- Three out of five additional secretaries in the Union ministry of external affairs now are women;
- Six (or 30 per cent) of the 20-odd joint secretary posts also belong to them even though they account for a mere 13 per cent of all IFS (a) officers; and
- Three more women are due for promotion to the post of joint secretary in the not-too-distant future.
It's something unprecedented in the annals of the ministry. True, an odd woman has been on top here and there. There was Chokila Iyer who was appointed foreign secretary in December 2000. And the multi-faceted Nirupama Rao who prompted scribes to use the umbrella coinage 'spokesperson' instead of 'spokesman' when she was appointed to this post in 2001. Before them, the misogynists in the MEA would cite the example of Vijaylakshmi Pandit to argue that there wasn't a glass ceiling for women officers. Wasn't Pandit India's first ambassador to the USSR; didn't she head the embassy in Washington and the High Commission in London? But then Pandit didn't belong to the IFS. And though accomplished, few can contest that she was helped by the fact that her brother was Jawaharlal Nehru.

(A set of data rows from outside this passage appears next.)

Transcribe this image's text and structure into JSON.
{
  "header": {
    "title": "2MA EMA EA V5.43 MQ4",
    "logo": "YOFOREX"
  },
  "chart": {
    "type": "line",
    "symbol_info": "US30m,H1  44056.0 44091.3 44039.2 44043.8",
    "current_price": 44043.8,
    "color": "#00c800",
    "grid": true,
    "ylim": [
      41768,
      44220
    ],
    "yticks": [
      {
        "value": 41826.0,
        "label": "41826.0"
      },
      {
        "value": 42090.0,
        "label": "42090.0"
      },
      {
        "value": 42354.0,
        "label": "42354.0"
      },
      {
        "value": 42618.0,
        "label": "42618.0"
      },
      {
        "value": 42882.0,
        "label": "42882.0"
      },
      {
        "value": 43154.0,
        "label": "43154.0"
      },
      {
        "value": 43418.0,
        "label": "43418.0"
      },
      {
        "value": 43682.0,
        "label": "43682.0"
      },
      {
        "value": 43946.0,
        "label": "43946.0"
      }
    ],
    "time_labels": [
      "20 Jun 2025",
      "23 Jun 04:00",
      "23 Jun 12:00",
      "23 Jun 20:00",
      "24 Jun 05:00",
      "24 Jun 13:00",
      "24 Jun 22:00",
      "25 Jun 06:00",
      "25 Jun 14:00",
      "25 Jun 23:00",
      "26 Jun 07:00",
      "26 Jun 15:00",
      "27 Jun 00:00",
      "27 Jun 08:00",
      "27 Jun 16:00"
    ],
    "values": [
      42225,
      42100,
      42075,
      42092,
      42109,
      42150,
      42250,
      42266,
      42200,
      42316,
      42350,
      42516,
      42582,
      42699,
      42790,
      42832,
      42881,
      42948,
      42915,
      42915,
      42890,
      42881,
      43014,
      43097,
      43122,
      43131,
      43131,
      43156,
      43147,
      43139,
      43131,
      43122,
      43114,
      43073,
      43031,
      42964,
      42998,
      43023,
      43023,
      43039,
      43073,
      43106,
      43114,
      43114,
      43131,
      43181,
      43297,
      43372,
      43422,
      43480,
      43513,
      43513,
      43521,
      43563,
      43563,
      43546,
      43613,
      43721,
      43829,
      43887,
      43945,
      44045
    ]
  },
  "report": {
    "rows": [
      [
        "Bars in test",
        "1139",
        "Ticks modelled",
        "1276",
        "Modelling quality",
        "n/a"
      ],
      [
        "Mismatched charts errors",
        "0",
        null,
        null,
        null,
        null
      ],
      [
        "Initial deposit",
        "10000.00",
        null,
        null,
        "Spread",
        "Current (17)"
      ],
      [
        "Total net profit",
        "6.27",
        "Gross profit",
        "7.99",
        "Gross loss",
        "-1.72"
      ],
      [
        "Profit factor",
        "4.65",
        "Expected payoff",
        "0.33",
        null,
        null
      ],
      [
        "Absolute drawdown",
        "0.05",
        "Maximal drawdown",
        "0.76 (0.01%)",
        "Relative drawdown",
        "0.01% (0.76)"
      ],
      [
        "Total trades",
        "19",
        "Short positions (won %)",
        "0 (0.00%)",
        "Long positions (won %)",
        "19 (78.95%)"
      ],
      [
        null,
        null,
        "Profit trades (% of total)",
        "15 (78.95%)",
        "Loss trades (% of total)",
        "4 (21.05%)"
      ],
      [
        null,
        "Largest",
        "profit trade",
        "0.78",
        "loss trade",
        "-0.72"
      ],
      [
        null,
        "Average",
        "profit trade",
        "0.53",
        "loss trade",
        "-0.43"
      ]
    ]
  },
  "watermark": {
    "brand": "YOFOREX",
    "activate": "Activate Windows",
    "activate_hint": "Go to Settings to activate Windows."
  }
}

But a lone Pandit couldn't quite bolster the MEA's claims to gender equality or sensitivity. The story, till the recent past, was just the opposite: they didn't even make it to secretary level, mission heads abroad frowned every time women were posted under them, and they were assigned jobs in forgotten parts of the world or given tasks of low priority. Women diplomats recall that in the '70s there wasn't even a separate toilet for women in the MEA.
All that has changed. Women now head Indian missions in 12 countries—Canada, France, Sweden, Thailand, the Netherlands, Yugoslavia, Colombia, Portugal, the Philippines, Panama, Ethiopia and Cote D'Iviore. Add to the list Veena Sikri, who heads the mission in Dhaka, the first woman to do so in the neighbourhood. You now also have Nirupama Rao as the first foreign service inspector; you have Mira Shankar looking after the country's anti-terrorist policy; and you have Sujata Mehta manning the Americas desk.
Really, it has never been like this before. One former woman official says that back in the '70s they could take nothing but prejudice for granted in the MEA. Then Jagat Mehta was foreign secretary, and three of the four eligible women IFS officers were posted to Africa (Ghana, Guinea and Nigeria), universally considered hard postings. Ironically, it was from here that the first blow for women officers was struck: Ambassador C.B. Muthamma in Ghana, the first woman IFS officer, received a letter from Mehta declaring that he did not find her meritorious enough to be promoted to the secretary grade.
Muthamma dashed a missive back asking Mehta to spell out his method of assessment. No reply came. Muthamma told Outlook, "When then foreign minister Atal Behari Vajpayee came to Nairobi for a conference, I asked him how merit was assessed in the system and also warned, 'If you don't tell me, I'll go to court.' Vajpayee said, 'No don't do that.'"
She did go to court. Several adjournments later, the case came up for hearing before the bench of V.R. Krishna Iyer. Muthamma recalls, "The court issued notice to the ministry and it lost its nerve. It said: 'She has been empanelled.'" The court dismissed the petition. But not after making a scathing remark: "What we do want to impress upon the government is the need to overhaul all service rules to remove the stain of sex discrimination, without waiting for ad hoc inspiration from writ petitions or gender charity. We dismiss the petition but not the problem."
Muthamma's tribulation and triumph have no doubt contributed to women moving up the hierarchy. Indeed, foreign minister Yashwant Sinha told Outlook: "There are no glass ceilings here, we have already had a women—Chokila Iyer—as foreign secretary. We are trendsetters—no question about that. Our women diplomats have better career prospects than women in foreign service in many other countries, including western countries."
Sinha has a point: the country hasn't had a woman as cabinet secretary or home secretary or defence secretary. But then you could say women haven't been posted to Islamabad as ambassadors nor to Berlin or Tokyo or Colombo—the list could go on. Partly the problem is that they comprise only 13 per cent of all IFS (a) officers. But the doors to the top have opened, and the misogynist is in the corner wringing his hands in dismay. He knows he has lost the battle.